Eradication: This stage focuses on the removal of all malicious software, implants, remote access tunnels (RATs), internal command and control infrastructure, or backdoors from the environment. This is probably the hardest stage because adversaries can camouflage themselves extremely well.
The Eradication stage starts by having a list of all the infected hosts and all the malicious software that needs to be removed. This phase caters greatly to a checklist effort, and therefore, incident deadheading. However, rather than deadheading in the sense of deleting, leverage the Shared vs. Private feature to highlight what tasks need to be accomplished. In this case, which hosts are still infected and which ones have been returned to a safe end state.
Recovery: This stage focuses on restoring all business functions, from bringing servers back online to regaining employee productivity, and includes implementing any necessary defensive measure to ensure future attacks will not be successful. The Recovery stage also concludes the Mean-Time-to-Respond (MTTR) stopwatch.
Restoring business function, though critical, is not likely going to be enumerated within ThreatQ Investigations. However, tracking the implementation of the necessary defensive measures will align with ThreatQ Investigations and the efforts of the larger security team. In this situation, most teams will review the overall attack (i.e., align it to an attack framework like MITRE ATT&CK or the Cyber Kill Chain) to try to identify multiple defensive countermeasures for each attack phase. Typically, the countermeasures are not new technology deployments but rather correcting a misconfiguration, updating the proper signatures, funneling respective logs into the SIEM for correlation, or adjusting an internal workflow to ensure an alert receives attention significantly faster. Similar to the eradication stage, this type of checklist effort, caters greatly to a deadheading approach.

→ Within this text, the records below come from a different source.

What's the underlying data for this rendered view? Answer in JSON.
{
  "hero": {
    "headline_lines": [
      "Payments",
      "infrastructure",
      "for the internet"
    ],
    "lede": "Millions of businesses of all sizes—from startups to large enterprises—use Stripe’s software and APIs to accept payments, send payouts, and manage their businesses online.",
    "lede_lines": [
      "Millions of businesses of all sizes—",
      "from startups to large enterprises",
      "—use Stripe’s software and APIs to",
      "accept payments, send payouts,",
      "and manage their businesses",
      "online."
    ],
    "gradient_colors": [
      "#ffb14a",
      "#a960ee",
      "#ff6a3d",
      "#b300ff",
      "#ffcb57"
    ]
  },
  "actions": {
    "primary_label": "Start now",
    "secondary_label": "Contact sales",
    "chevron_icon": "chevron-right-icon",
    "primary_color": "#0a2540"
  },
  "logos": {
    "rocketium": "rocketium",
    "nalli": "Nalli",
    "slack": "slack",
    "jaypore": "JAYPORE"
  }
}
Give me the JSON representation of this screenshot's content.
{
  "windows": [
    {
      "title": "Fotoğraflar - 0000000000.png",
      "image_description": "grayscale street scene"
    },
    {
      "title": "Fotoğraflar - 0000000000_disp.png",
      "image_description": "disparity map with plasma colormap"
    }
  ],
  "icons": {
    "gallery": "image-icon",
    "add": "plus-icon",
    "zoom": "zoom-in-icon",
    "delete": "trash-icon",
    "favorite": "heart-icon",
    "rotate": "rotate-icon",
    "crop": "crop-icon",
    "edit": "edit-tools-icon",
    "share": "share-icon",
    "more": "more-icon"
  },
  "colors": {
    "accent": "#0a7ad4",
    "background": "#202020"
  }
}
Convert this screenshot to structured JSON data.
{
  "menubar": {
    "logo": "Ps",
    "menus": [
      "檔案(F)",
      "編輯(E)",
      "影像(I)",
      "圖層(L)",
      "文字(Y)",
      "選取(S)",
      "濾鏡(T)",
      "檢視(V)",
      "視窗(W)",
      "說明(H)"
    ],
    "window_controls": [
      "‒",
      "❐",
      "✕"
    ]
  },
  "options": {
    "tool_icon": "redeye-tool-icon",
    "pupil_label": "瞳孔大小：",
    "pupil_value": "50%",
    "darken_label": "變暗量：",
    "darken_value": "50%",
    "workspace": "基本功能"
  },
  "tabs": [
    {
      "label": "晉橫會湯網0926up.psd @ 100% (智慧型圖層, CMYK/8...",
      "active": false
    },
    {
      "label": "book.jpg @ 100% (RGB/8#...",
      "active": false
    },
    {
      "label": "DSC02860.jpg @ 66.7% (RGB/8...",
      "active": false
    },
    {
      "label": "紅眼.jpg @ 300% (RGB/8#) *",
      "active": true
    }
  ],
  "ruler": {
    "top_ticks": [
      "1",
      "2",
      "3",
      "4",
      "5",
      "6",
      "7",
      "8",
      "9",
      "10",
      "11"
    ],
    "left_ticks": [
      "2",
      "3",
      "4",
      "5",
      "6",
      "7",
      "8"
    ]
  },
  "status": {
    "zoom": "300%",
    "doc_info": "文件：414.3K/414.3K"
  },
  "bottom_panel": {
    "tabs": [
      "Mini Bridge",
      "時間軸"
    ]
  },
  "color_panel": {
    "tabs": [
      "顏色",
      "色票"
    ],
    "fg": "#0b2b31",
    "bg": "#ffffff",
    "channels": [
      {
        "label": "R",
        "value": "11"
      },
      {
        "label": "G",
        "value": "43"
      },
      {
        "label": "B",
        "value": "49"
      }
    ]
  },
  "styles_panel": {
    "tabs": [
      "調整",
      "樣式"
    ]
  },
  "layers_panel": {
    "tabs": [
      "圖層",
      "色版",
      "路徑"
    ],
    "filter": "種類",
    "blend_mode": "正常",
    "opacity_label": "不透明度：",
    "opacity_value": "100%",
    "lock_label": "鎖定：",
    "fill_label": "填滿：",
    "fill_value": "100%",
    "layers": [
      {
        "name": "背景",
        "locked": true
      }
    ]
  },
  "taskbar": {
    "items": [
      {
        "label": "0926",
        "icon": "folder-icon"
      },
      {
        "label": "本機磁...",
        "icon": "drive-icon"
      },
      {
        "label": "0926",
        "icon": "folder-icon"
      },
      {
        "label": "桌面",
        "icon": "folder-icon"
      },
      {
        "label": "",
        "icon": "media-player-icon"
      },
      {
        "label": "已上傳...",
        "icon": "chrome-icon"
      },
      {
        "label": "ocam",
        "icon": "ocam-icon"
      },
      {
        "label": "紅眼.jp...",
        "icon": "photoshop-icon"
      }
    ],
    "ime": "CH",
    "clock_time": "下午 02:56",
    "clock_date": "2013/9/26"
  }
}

Lessons Learned: This stage is unequivocally the most commonly overlooked process – primarily because either the existing daily tasks have piled up and the team is playing catch-up, or the team is inexperienced and doesn’t perform an after action debrief.
The Lessons Learned stage is crucial, but most of the heavy-lifting effort has already been performed so there is no need to prune any of the data. The focus of this stage is to summarize the incident and determine if the counter measures in place will be effective in the long run.
I hope you’ve found this series on incident pruning helpful and that you’ll start to use ThreatQ Investigations to help you in the process. As I mentioned at the beginning of this series, incident response investigations are complex efforts, shifting between chaos and order. Without incident pruning and its offshoots (incident thinning and incident deadheading), investigations can spin out of control within a few minutes simply due to the number of possibilities – associated indicators, adversary aliases, MITRE ATT&CK tactics or techniques, victims, attributes, sightings, etc.
While many teams may be practicing some level of incident thinning and/or deadheading subconsciously, the use case should help you formalize the process and apply it more effectively and efficiently at the right stages of an investigation.